The Gourmet Room or Gourmet Restaurant (1948–1992) was a fine-dining restaurant and iconic modernist space in Cincinnati, Ohio, which received five-star Mobil ratings in the 1970s and was at the time one of the few restaurants in the country so rated.[1] It won multiple dining awards from Holiday.[2] [3]
The restaurant opened in 1948 on the rooftop of the newly-built Terrace Plaza Hotel and had 20 tables with space for 45 diners.[4] The hotel's esthetic was mid-century modern—it was "one of the first buildings in the world with central air conditioning throughout", according to Cincinnati magazine. On the recommendation of Pierre Matisse, John J. Emery commissioned a Joan Miró mural for the restaurant. The mural dominated the dining area and was featured on the cover of the menu.[5] Miró was chosen because his work was "very colorful and amusing, the right mood for a drinking and dining room."[6]
The piece was Miró's first mural and his first US commission, and he installed the mural himself. The commission, according to Sotheby's, "precipitated the artist's trip to the United States in 1947".[7] [8] Other public areas of the hotel had installations by Alexander Calder, Jim Davis and Saul Steinberg.[9]
The walls of the dining space that didn't hold the mural were floor-to-ceiling windows that were cantilevered to prevent a glare and provide views of the surrounding city, the skyline, and suburban areas. The restaurant was round, and the view of the restaurant from the street or nearby buildings caused it to be described as resembling a UFO which had landed on the hotel's rooftop. Ford Magazine called it "a crystal ball in the sky". Harper's Magazine wrote in 1948, "If you want to know what your grandchildren will think of as the elegance of this post-war era, you will have to go to Cincinnati and take an elevator up to the eighth floor of a pink brick building."[10] In 2017 a building renovation plan called the restaurant space "arguably the most iconic public space" in a building that is itself considered an iconic landmark in modernist design.[11]
The restaurant had been a late addition to the architectural plan, which was designed by Natalie de Blois. The bottom seven floors of the building were retail space, and the only elevator to the restaurant was an express from the eighth-floor hotel lobby.

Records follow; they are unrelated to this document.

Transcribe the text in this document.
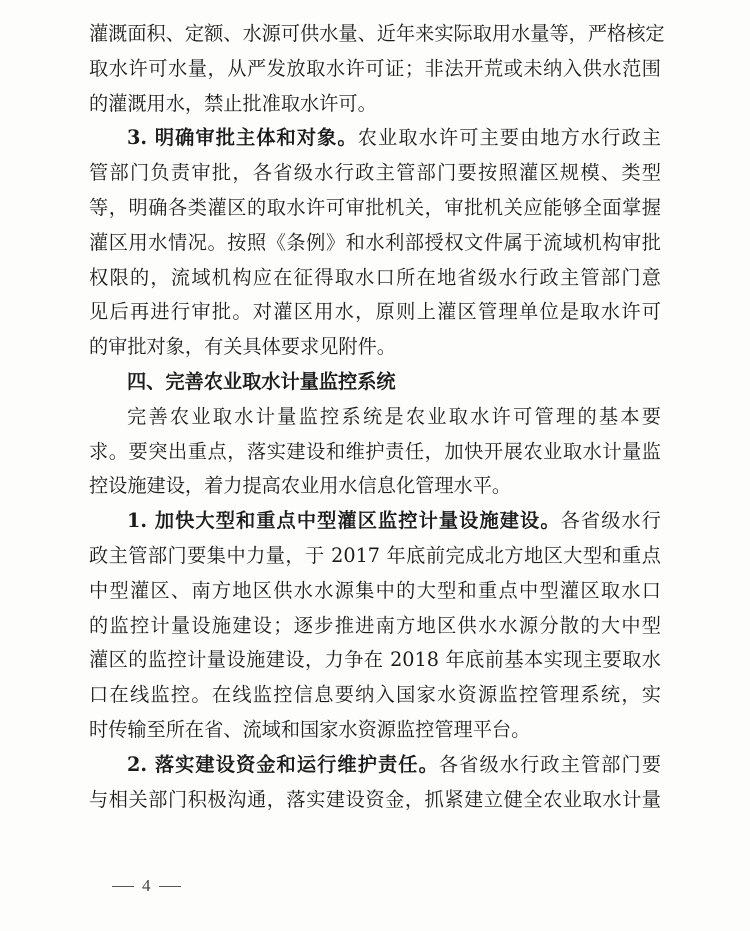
灌溉面积、定额、水源可供水量、近年来实际取用水量等，严格核定
取水许可水量，从严发放取水许可证；非法开荒或未纳入供水范围
的灌溉用水，禁止批准取水许可。
3. 明确审批主体和对象。农业取水许可主要由地方水行政主
管部门负责审批，各省级水行政主管部门要按照灌区规模、类型
等，明确各类灌区的取水许可审批机关，审批机关应能够全面掌握
灌区用水情况。按照《条例》和水利部授权文件属于流域机构审批
权限的，流域机构应在征得取水口所在地省级水行政主管部门意
见后再进行审批。对灌区用水，原则上灌区管理单位是取水许可
的审批对象，有关具体要求见附件。
四、完善农业取水计量监控系统
完善农业取水计量监控系统是农业取水许可管理的基本要
求。要突出重点，落实建设和维护责任，加快开展农业取水计量监
控设施建设，着力提高农业用水信息化管理水平。
1. 加快大型和重点中型灌区监控计量设施建设。各省级水行
政主管部门要集中力量，于 2017 年底前完成北方地区大型和重点
中型灌区、南方地区供水水源集中的大型和重点中型灌区取水口
的监控计量设施建设；逐步推进南方地区供水水源分散的大中型
灌区的监控计量设施建设，力争在 2018 年底前基本实现主要取水
口在线监控。在线监控信息要纳入国家水资源监控管理系统，实
时传输至所在省、流域和国家水资源监控管理平台。
2. 落实建设资金和运行维护责任。各省级水行政主管部门要
与相关部门积极沟通，落实建设资金，抓紧建立健全农业取水计量
4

In 1970 the Gourmet Room was awarded a 5th Mobil star. From the 1960s through the end of the century (and in the case of The Maisonette, until 2005) two other Cincinnati French restaurants, The Maisonette and Pigall's, also had 5 Mobil stars; the three at one point were among only 8 Mobil 5-star restaurants in the United States, and with the addition of the Gourmet Room Cincinnati had more than New York City. The cuisine at The Gourmet Room was nouvelle rather than haute cuisine (such as served at The Maisonette) or French provincial (Pigall's), and it wasn't unusual for dining enthusiasts to fly into Cincinnati from Chicago or New York for a three-night stay and eat at all three restaurants. By the mid-1970s the restaurant had lost its fifth Mobil star.
The hotel, including the restaurant, was sold to Hilton, who renamed it the Terrace Hilton. In 1992 the restaurant and hotel were closed. At Emery's request the Miró mural, as well as the Calder and Steinberg pieces, were donated and moved to the Cincinnati Art Museum; the Miró was installed in the museum's dining room. Emery had also requested the Davis light sculptures be donated, but those were lost between the time of the original sale to Hilton and the period in which Hilton redecorated.[12]
In 2020 the Terrace Plaza was designated by the National Trust for Historic Preservation as one of the 11 most endangered historic sites in the country.[13] [14] In September 2022 the hotel was sold to Indiana developer Anthony Birkla for $10 million.[15] The buyer planned to reinvest in the Gourmet Room space, working with a local restaurateur and a local architectural design studio.